The Civilian Office of Police Accountability released several videos from the fatal police shooting on March 31, including body camera video from two officers, security camera video from a gas station where the chase started, and doorbell camera video from a home near the yard where Alvarez was shot.
In a statement, COPA said CPD tactical officers tried to stop and speak to Alvarez, describing him as “an individual familiar to the officers,” when Alvarez ran off, leading to a foot chase.
“During the brief foot pursuit, officers made verbal commands to Mr. Alvarez to drop the weapon. A Chicago police officer fired his weapon multiple times, fatally injuring Mr. Alvarez,” COPA said in a statement.
COPA also recommended the officer who shot Alvarez be relieved of his police powers during the investigation. The officer, 30-year-old Evan Solano, already has been placed on 30 days of administrative duties, as is standard procedure in a police shooting.
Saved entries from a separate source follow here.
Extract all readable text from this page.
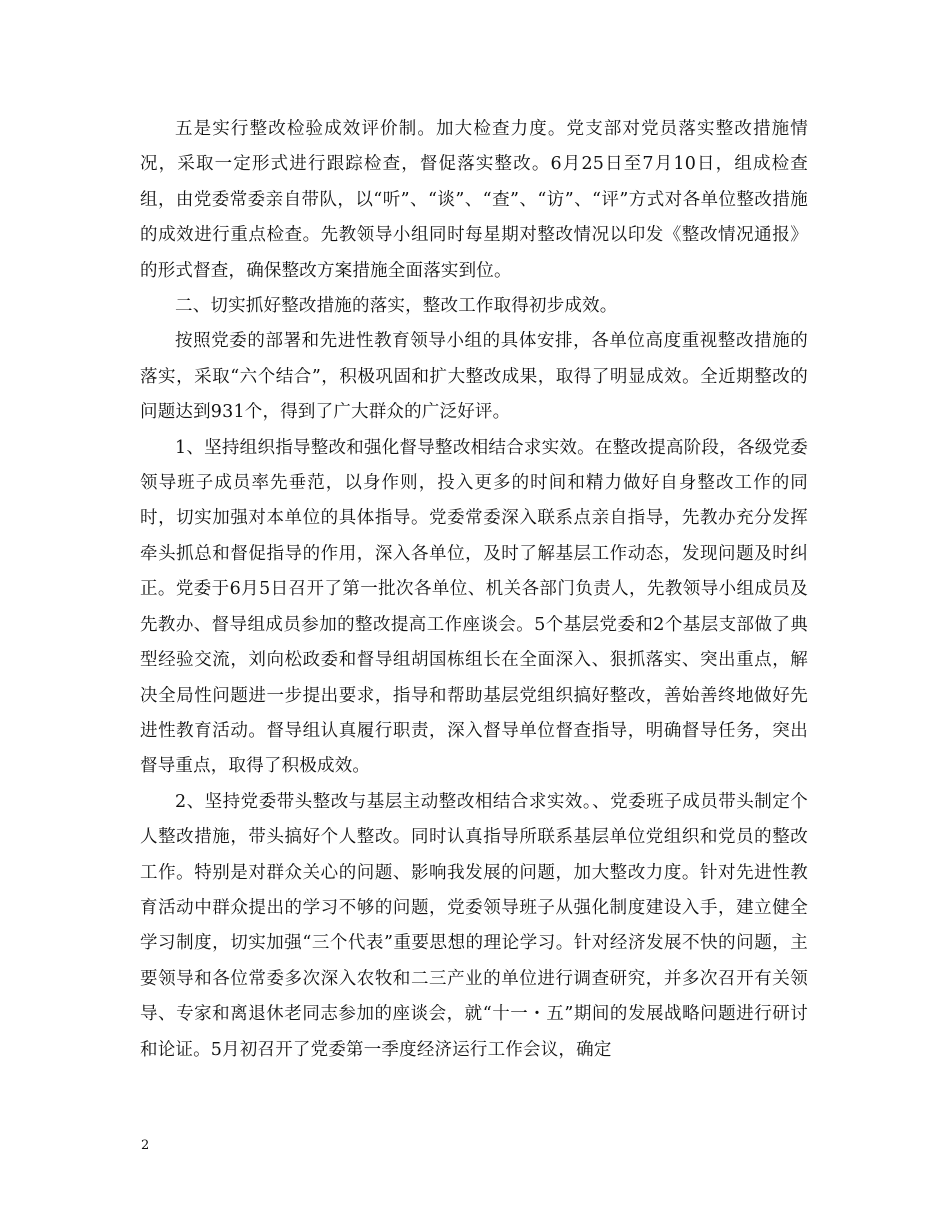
五是实行整改检验成效评价制。加大检查力度。党支部对党员落实整改措施情况，采取一定形式进行跟踪检查，督促落实整改。6月25日至7月10日，组成检查组，由党委常委亲自带队，以“听”、“谈”、“查”、“访”、“评”方式对各单位整改措施的成效进行重点检查。先教领导小组同时每星期对整改情况以印发《整改情况通报》的形式督查，确保整改方案措施全面落实到位。

二、切实抓好整改措施的落实，整改工作取得初步成效。

按照党委的部署和先进性教育领导小组的具体安排，各单位高度重视整改措施的落实，采取“六个结合”，积极巩固和扩大整改成果，取得了明显成效。全近期整改的问题达到931个，得到了广大群众的广泛好评。

1、坚持组织指导整改和强化督导整改相结合求实效。在整改提高阶段，各级党委领导班子成员率先垂范，以身作则，投入更多的时间和精力做好自身整改工作的同时，切实加强对本单位的具体指导。党委常委深入联系点亲自指导，先教办充分发挥牵头抓总和督促指导的作用，深入各单位，及时了解基层工作动态，发现问题及时纠正。党委于6月5日召开了第一批次各单位、机关各部门负责人，先教领导小组成员及先教办、督导组成员参加的整改提高工作座谈会。5个基层党委和2个基层支部做了典型经验交流，刘向松政委和督导组胡国栋组长在全面深入、狠抓落实、突出重点，解决全局性问题进一步提出要求，指导和帮助基层党组织搞好整改，善始善终地做好先进性教育活动。督导组认真履行职责，深入督导单位督查指导，明确督导任务，突出督导重点，取得了积极成效。

2、坚持党委带头整改与基层主动整改相结合求实效。、党委班子成员带头制定个人整改措施，带头搞好个人整改。同时认真指导所联系基层单位党组织和党员的整改工作。特别是对群众关心的问题、影响我发展的问题，加大整改力度。针对先进性教育活动中群众提出的学习不够的问题，党委领导班子从强化制度建设入手，建立健全学习制度，切实加强“三个代表”重要思想的理论学习。针对经济发展不快的问题，主要领导和各位常委多次深入农牧和二三产业的单位进行调查研究，并多次召开有关领导、专家和离退休老同志参加的座谈会，就“十一・五”期间的发展战略问题进行研讨和论证。5月初召开了党委第一季度经济运行工作会议，确定

2
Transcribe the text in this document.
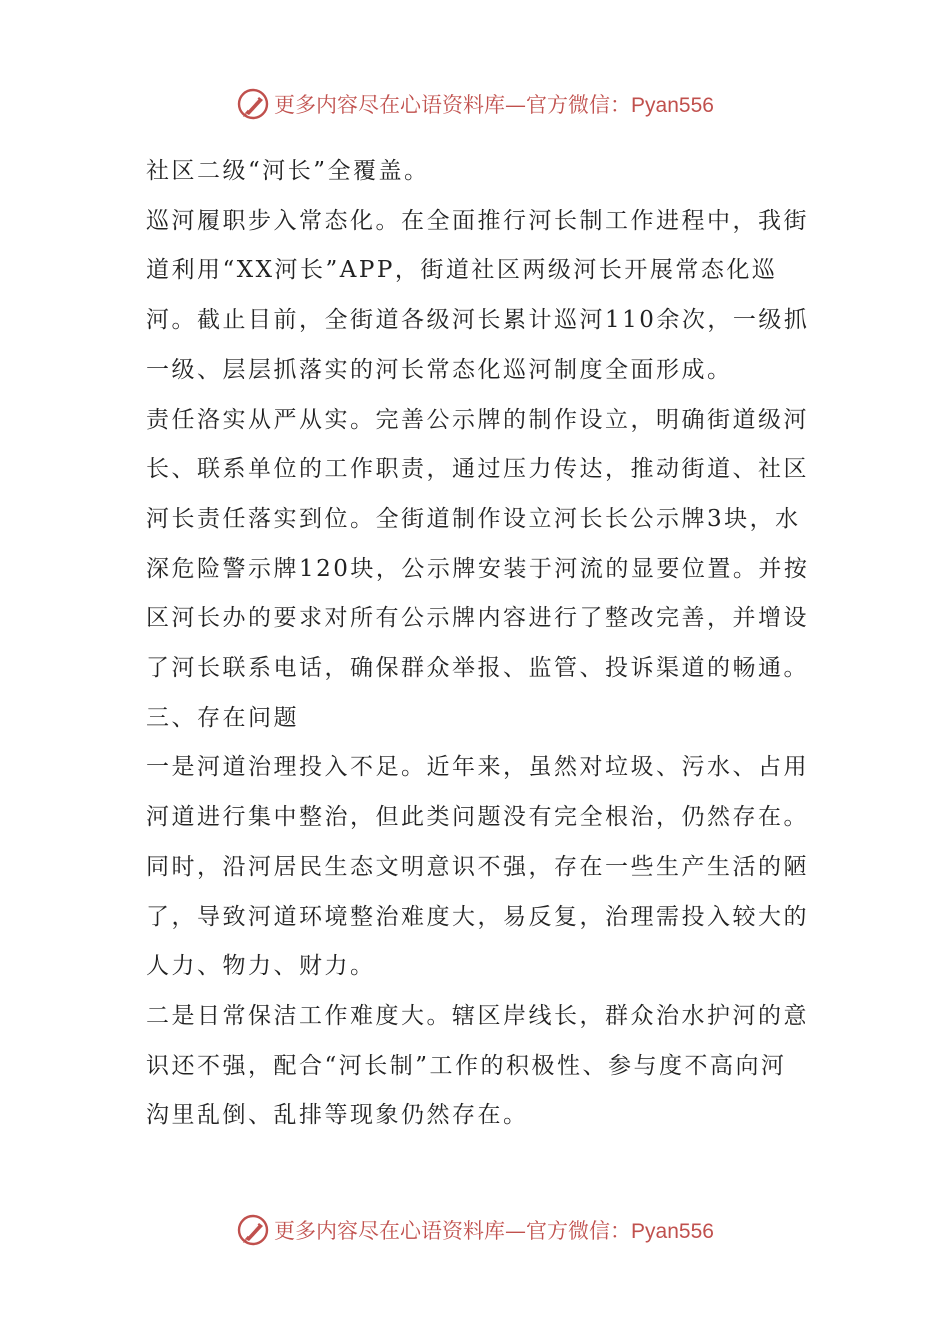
更多内容尽在心语资料库—官方微信：Pyan556

社区二级“河长”全覆盖。

巡河履职步入常态化。在全面推行河长制工作进程中，我街道利用“XX河长”APP，街道社区两级河长开展常态化巡河。截止目前，全街道各级河长累计巡河110余次，一级抓一级、层层抓落实的河长常态化巡河制度全面形成。

责任洛实从严从实。完善公示牌的制作设立，明确街道级河长、联系单位的工作职责，通过压力传达，推动街道、社区河长责任落实到位。全街道制作设立河长长公示牌3块，水深危险警示牌120块，公示牌安装于河流的显要位置。并按区河长办的要求对所有公示牌内容进行了整改完善，并增设了河长联系电话，确保群众举报、监管、投诉渠道的畅通。

三、存在问题

一是河道治理投入不足。近年来，虽然对垃圾、污水、占用河道进行集中整治，但此类问题没有完全根治，仍然存在。同时，沿河居民生态文明意识不强，存在一些生产生活的陋了，导致河道环境整治难度大，易反复，治理需投入较大的人力、物力、财力。

二是日常保洁工作难度大。辖区岸线长，群众治水护河的意识还不强，配合“河长制”工作的积极性、参与度不高向河沟里乱倒、乱排等现象仍然存在。

更多内容尽在心语资料库—官方微信：Pyan556
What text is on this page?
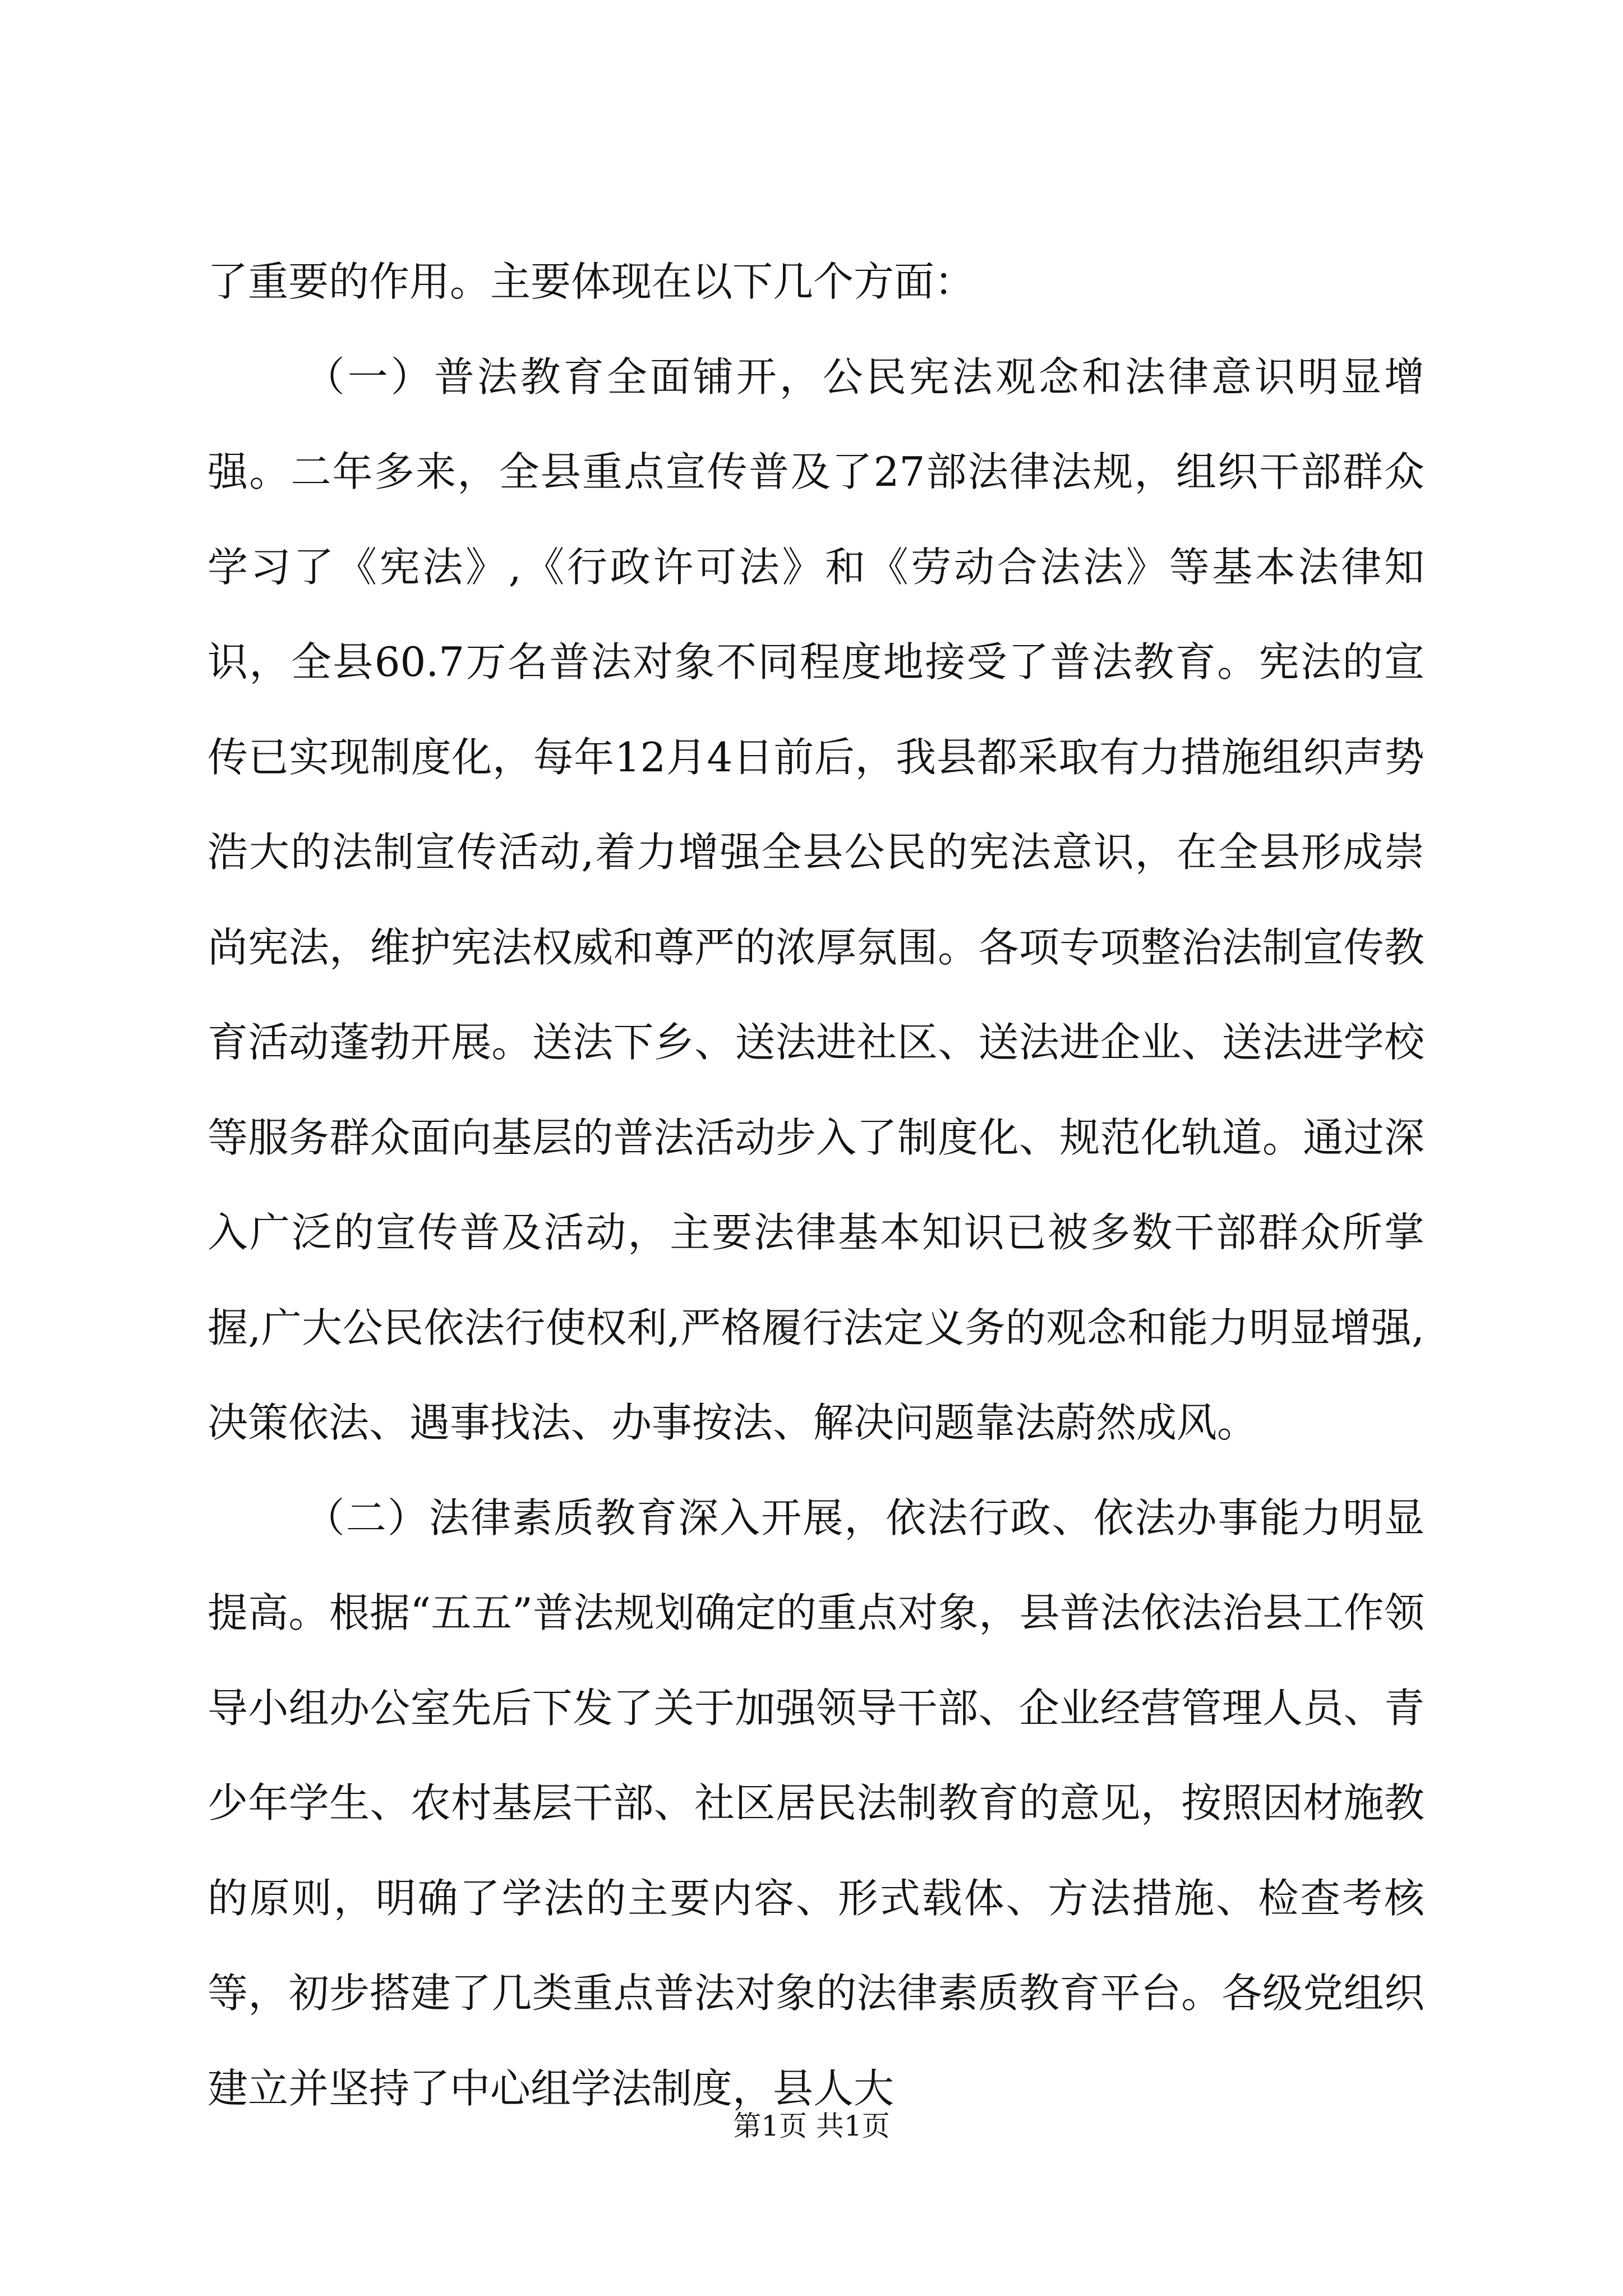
了重要的作用。主要体现在以下几个方面：

（一）普法教育全面铺开，公民宪法观念和法律意识明显增强。二年多来，全县重点宣传普及了27部法律法规，组织干部群众学习了《宪法》,《行政许可法》和《劳动合法法》等基本法律知识，全县60.7万名普法对象不同程度地接受了普法教育。宪法的宣传已实现制度化，每年12月4日前后，我县都采取有力措施组织声势浩大的法制宣传活动,着力增强全县公民的宪法意识，在全县形成崇尚宪法，维护宪法权威和尊严的浓厚氛围。各项专项整治法制宣传教育活动蓬勃开展。送法下乡、送法进社区、送法进企业、送法进学校等服务群众面向基层的普法活动步入了制度化、规范化轨道。通过深入广泛的宣传普及活动，主要法律基本知识已被多数干部群众所掌握,广大公民依法行使权利,严格履行法定义务的观念和能力明显增强,决策依法、遇事找法、办事按法、解决问题靠法蔚然成风。

（二）法律素质教育深入开展，依法行政、依法办事能力明显提高。根据“五五”普法规划确定的重点对象，县普法依法治县工作领导小组办公室先后下发了关于加强领导干部、企业经营管理人员、青少年学生、农村基层干部、社区居民法制教育的意见，按照因材施教的原则，明确了学法的主要内容、形式载体、方法措施、检查考核等，初步搭建了几类重点普法对象的法律素质教育平台。各级党组织建立并坚持了中心组学法制度，县人大

第1页 共1页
He’s been on the force for nearly six years, and according to the Citizens Police Data Project, he has had one closed complaint against him.
He has a total of four complaints against him altogether and 11 use of force reports between 2017 and mid-2020, according to data compiled by the Invisible Institute that tracks police misconduct allegations.
The chase started around 12:20 a.m. on March 31, at a gas station at 5201 W. Addison St. in Portage Park. CBS 2’s Chris Tye reported surveillance video shows Alvarez run around the corner and into a nearby alley as officers approached him.
Body camera video then shows Alvarez run through two front yards in the 5200 block of West Eddy Street, near Alvarez’s home, as an officer shouts, “Hey drop the gun, drop the gun,” just before opening fire. The video shows Alvarez with a cell phone in his left hand and a gun in his right hand just seconds before the shooting.
Alvarez’s back was facing the officer at the moment he was shot, but a gun was visible in his right hand, moving from right to left.
In doorbell camera video from a nearby house, the gun Alvarez was holding appears to fly out of his hand after he was shot, landing behind a small staircase in the yard.
After the officer shot Alvarez, video shows him moaning on the ground, asking “Why are you shooting me?”
“You had a gun,” the officer responded.
In the minutes that follow, Solano can be seen performing chest compressions on Alvarez, and using Alvarez’s belt as a tourniquet to try to save him.
“Stay with me man, stay with me,” an officer can be heard telling Alvarez.
Alvarez would later be pronounced dead at Advocate Illinois Masonic Medical Center.
Earlier, during the chase, the shooting officer’s hand briefly covered his body camera. Police said at that point, the officer was trying to use his radio, and was not trying to block the camera.
Mayor Lori Lightfoot and Alvarez’s attorneys released a joint statement Wednesday morning ahead of the release of the videos, urging any protests to remain peaceful:
“The Alvarez family, through counsel, Todd Pugh, Tania Dimitrova, and Steven Fine, has advised that they believe that the release of these videos will be the beginning of a long process of healing for the family, and for all those who knew and loved Anthony.”
“Both parties are acutely aware of the range of emotions that will accompany the release of these materials, and we collectively issue this statement and ask that those who wish to express themselves do so peacefully and with respect for our communities and the residents of Chicago.”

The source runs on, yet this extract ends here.